Bu defa Aydın elini salladı:
“Haydi, yeter artık!”
“Nesini beğenmedin adamın?”
“Müdür böyle mi olurmuş!?”
“Ya nasıl olur?”
“Memlekette hiç müdür görmedik değil mi…”
“Müdür yanımıza ak entariyle ve kıravatla gelmesini mi bekliyordun? Burada müdür, her işi başkalarından daha iyi icra edebilen oluyor. Anlamazsa çalışanları nasıl kontrol edebilir? Bu adam bizim gibi işçiymiş, sonra başusta olmuş. Üç yıl öncesi ise müdür olmuş. Her gün her işçinin yanına en az bir defa gitmeden olmuyor. Bu günkü gibi. Müdür böyle olur işte!”
Eve döndüklerinde Hasan ile Aydın tekrar yataklara uzandılar. Mümün mutfağa kahve hazırlamaya gitti. Döndüğünde onların uykuya dalmış olduklarını görünce gülümsedi ve fincanını alarak taraçaya çıktı. ‘Yabancılar İçin Almanca’ ders kitabını önüne açtı. Bir aydan beri elinden düşürmüyordu onu. Yalnız dün akşam misafirleri yüzünden bu işi suistimal etmişti.
Hasan uyandığında Aydın’ı uyandırmamak için ayak uçlarına basarak taraçaya çıktı ve onun karşısına oturdu.
“Ne okuyorsun?”
Mümün kitabın kabını gösterdi.
“Harfler latince, ama sözlerden bir şey anlamadım.” Dedi Hasan.

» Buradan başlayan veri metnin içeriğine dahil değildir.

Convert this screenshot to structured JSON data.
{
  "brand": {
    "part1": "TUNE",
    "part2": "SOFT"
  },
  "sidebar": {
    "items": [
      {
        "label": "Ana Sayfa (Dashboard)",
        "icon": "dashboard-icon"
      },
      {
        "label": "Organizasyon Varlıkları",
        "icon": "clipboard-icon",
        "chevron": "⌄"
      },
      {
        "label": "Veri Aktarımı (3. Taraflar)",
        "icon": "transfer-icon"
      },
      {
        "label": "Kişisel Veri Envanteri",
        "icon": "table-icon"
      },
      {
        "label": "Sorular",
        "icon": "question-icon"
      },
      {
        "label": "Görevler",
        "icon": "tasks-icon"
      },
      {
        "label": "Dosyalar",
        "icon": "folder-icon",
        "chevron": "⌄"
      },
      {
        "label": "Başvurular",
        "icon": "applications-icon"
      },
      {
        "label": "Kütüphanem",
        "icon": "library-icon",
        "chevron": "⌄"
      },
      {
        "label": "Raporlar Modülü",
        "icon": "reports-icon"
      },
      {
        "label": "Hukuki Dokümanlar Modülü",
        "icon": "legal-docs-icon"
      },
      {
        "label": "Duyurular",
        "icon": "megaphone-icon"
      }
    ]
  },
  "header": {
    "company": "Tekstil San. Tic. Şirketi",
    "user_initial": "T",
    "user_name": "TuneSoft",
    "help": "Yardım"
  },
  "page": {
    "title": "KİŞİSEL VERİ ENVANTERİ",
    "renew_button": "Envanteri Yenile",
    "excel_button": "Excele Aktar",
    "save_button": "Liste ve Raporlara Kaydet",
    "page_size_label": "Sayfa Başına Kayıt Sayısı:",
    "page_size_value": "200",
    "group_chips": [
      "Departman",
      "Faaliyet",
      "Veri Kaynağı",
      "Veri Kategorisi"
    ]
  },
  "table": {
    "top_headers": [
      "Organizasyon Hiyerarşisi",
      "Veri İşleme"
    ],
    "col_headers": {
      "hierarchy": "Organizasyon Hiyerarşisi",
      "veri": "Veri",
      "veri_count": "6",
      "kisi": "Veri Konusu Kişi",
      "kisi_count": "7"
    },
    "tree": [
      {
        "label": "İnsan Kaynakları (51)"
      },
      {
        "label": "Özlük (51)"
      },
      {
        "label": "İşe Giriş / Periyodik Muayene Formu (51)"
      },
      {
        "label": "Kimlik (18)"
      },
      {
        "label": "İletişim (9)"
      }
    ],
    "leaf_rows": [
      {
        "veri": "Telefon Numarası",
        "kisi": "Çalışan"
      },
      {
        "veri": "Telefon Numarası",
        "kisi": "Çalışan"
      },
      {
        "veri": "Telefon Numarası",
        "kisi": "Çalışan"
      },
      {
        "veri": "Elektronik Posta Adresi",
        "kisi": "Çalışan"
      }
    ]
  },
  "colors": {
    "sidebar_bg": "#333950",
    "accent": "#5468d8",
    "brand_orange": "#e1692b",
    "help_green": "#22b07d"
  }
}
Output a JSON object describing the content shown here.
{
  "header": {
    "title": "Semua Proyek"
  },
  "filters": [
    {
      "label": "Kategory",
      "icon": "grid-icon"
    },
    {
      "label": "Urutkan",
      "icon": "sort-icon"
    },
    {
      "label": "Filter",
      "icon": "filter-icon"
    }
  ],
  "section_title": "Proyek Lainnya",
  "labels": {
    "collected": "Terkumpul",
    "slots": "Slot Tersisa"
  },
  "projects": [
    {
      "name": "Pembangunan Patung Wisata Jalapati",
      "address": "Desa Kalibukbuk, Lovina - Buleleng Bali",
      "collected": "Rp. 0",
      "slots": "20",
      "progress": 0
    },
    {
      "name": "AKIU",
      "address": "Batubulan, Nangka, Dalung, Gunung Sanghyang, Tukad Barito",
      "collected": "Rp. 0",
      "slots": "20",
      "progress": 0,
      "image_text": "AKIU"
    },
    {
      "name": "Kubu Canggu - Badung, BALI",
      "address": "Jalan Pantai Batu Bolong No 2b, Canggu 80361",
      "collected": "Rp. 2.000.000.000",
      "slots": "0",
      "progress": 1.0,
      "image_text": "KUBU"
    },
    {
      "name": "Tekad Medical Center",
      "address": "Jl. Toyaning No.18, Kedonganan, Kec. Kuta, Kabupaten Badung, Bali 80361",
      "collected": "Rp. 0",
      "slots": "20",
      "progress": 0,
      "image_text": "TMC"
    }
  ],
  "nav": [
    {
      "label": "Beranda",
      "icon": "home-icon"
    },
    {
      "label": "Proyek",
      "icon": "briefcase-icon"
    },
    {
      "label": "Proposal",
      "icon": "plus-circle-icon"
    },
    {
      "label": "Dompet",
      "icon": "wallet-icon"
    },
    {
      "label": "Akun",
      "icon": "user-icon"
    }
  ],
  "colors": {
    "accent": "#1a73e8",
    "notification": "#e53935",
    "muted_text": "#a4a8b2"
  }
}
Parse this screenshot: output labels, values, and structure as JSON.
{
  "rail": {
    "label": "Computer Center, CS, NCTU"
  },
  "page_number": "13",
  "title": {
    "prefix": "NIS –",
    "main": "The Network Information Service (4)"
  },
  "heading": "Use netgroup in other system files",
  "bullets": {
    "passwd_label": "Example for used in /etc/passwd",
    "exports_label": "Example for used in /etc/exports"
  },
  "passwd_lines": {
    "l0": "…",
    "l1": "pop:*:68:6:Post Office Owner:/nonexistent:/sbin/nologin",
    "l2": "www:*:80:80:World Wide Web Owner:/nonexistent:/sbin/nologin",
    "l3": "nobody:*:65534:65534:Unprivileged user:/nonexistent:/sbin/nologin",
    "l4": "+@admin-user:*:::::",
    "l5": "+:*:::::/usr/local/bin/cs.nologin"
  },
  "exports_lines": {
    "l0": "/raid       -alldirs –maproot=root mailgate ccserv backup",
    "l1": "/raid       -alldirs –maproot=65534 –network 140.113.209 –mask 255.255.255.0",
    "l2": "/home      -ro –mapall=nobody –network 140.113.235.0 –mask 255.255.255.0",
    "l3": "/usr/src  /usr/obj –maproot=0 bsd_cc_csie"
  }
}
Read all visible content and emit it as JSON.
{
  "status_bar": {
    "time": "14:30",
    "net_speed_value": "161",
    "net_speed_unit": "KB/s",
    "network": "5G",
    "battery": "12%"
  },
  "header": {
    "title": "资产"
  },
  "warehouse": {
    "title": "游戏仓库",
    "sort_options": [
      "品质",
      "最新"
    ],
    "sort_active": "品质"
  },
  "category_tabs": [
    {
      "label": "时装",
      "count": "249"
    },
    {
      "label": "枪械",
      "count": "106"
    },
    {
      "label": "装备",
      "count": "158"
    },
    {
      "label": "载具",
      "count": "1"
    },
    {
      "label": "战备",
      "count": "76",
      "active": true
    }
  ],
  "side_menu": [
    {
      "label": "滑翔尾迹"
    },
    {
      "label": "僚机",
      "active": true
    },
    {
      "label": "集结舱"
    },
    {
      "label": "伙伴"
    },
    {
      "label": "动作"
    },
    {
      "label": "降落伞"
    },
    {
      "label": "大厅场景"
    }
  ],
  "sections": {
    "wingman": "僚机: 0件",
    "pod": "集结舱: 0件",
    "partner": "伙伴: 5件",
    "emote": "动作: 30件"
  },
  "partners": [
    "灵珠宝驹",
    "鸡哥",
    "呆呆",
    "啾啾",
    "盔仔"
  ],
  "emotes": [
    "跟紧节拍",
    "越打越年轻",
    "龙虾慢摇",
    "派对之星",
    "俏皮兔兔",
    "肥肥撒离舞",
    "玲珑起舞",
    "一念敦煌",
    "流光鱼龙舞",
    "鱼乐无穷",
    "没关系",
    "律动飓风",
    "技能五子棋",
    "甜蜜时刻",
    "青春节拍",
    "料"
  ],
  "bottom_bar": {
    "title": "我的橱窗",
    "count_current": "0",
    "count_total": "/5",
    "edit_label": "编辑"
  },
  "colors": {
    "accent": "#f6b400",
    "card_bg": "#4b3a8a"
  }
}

“Yabancılar İçin Almanca Ders Kitabı.”
“Sen Almanca biliyorsun ya. Ustabaşı ile çatır çatır konuşuyorsun işte.”
“Benim Almancam kahvehanelerde öğrendiğim yarım yamalak bir şey.”
“Yani?”
“Yani bu dili daha iyi öğrenmek niyetindeyim. Okumayı ustabaşının yardımıyle öğrendim. Bir aydan beri de bu kitapla meşgul oluyorum.”
“Bugüne kadar herhangi bir ilerleme kaydedebildin mi?”
“Zaman gösterecek… Bir kulüpte yabancılar için dil kursları var. Benim gibi acemiler için kurs bir buçuk ay sonra başlayacak. Gittim ve yazıldım.”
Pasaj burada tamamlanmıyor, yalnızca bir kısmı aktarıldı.